Para hacerse una idea de sus repercusiones, buena parte de la comedia romántica de finales de los ochenta y casi todos los noventa evoca a Annie Hall, película, personaje y referente, todo a la vez. Uno ve las actuaciones de Meg Ryan en Cuando Harry conoció a Sally (1989), Sintonía de amor (1993) y Tienes un e-mail (1993) y no puede evitar pensar que esas mujeres totalmente empoderadas en su feminidad son reencarnaciones o reversiones del personaje encarnado por Keaton.

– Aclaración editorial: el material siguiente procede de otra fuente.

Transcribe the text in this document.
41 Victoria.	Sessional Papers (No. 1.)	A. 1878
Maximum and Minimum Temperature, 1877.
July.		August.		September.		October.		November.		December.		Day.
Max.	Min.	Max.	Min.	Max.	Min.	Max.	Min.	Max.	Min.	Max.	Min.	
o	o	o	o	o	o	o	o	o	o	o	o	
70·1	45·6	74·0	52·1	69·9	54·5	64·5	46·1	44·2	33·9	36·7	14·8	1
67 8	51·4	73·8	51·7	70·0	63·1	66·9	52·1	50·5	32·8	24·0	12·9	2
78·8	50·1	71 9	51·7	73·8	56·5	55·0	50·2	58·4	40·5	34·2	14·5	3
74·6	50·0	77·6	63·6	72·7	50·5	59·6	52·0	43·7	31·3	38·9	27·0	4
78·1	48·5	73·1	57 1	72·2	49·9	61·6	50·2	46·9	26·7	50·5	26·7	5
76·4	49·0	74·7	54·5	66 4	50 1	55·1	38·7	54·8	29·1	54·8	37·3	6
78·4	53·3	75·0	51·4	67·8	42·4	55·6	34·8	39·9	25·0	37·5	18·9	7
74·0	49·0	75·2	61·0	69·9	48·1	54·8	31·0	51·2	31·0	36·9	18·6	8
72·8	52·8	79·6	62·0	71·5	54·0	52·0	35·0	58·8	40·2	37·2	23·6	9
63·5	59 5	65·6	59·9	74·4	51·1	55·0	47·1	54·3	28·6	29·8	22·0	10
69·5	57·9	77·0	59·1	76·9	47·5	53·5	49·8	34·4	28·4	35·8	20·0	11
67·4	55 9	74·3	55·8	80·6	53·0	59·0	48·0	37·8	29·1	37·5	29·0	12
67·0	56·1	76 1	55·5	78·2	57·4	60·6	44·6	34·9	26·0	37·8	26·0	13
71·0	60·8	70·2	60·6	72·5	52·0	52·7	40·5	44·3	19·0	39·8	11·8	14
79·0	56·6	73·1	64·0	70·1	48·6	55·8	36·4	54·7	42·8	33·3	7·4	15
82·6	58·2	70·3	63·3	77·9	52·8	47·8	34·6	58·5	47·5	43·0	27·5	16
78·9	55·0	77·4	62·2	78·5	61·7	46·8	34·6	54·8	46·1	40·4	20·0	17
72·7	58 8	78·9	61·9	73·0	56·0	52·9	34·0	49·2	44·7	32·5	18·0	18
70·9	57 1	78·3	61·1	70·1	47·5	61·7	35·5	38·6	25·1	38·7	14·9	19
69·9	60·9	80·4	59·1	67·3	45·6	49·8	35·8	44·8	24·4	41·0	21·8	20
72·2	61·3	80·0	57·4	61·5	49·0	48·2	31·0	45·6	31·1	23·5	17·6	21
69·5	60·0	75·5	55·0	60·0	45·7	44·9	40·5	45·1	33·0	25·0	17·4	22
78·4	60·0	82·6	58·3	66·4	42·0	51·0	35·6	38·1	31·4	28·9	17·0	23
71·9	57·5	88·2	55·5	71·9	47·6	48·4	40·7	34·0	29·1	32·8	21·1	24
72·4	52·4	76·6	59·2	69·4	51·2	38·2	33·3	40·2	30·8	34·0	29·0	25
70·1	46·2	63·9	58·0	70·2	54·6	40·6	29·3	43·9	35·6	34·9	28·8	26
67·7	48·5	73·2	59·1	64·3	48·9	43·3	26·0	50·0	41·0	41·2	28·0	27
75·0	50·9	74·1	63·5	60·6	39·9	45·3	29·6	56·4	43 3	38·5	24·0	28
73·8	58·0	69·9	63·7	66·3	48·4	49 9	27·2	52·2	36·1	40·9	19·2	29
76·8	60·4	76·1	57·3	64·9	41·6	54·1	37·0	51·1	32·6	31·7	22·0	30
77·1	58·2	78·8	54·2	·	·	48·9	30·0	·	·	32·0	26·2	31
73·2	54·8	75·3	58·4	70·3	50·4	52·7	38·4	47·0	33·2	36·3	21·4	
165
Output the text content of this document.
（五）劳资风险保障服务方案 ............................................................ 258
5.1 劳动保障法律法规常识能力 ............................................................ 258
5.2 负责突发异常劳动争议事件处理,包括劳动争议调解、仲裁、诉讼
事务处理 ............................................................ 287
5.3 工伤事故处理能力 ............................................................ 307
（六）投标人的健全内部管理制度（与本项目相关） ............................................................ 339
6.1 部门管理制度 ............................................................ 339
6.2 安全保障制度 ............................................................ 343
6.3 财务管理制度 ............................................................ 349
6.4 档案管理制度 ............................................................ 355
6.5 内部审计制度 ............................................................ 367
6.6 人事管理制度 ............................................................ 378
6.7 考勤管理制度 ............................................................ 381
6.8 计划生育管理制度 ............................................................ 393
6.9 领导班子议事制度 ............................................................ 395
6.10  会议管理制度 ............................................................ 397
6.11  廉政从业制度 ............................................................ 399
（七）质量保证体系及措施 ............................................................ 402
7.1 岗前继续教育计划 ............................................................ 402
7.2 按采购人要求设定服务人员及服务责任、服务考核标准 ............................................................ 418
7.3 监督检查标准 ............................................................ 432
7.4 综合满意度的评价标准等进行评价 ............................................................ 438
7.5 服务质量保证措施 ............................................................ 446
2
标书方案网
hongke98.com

La segunda etapa importante de Keaton arranca a mediados de los noventa y se extiende casi hasta su fallecimiento. Ahí tenemos primero una película clave, que es El club de las divorciadas (1996), donde Keaton, junto a Bette Midler y Goldie Hawn, inventan un subgénero y hasta un esquema de producción. Estamos hablando de películas para adultos mayores protagonizadas por adultos mayores y sobre conflictos propios de adultos mayores. O lo que algunos llaman con algo de desprecio “cine geriátrico”, porque convengamos que la calidad de muchos de sus exponentes no es muy alta. El club de las divorciadas es una comedia discreta, sostenida en el carisma de sus tres protagonistas, que hacen lo suyo de taquito. Pero ese film le sirvió a Keaton para encontrar y a la vez reencontrarse con un público que la vio como una encarnación de sí mismos y sus dilemas: lo maternal, la vejez, la perspectiva de la soledad, los problemas de autoestima, la pérdida, la posibilidad del amor maduro, las reconfiguraciones afectivas, laborales y sentimentales.

El más exitoso de este tipo de relatos fue Alguien tiene que ceder (2003), otra película sobrevalorada por los espectadores y hasta la crítica, pero en la que Keaton se sacaba chispas con Jack Nicholson y nos generaba empatía aún siendo una representante de una clase social acaudalada y despreocupada.
Si tomamos en consideración no solo el fallecimiento de Keaton, sino también este año el de Robert Redford y Gene Hackman, podemos intuir que hay una época del cine norteamericano que empieza a irse. Pero también que sus construcciones culturales permanecen y pueden llegar a perpetuarse. Siempre tendremos a Keaton con su simpatía arrolladora y una feminidad que nunca necesitó de explicaciones o autoafirmaciones. Por eso sus imágenes están para siempre destinadas a causar felicidad o conmovernos por partes iguales. Keaton será eternamente joven.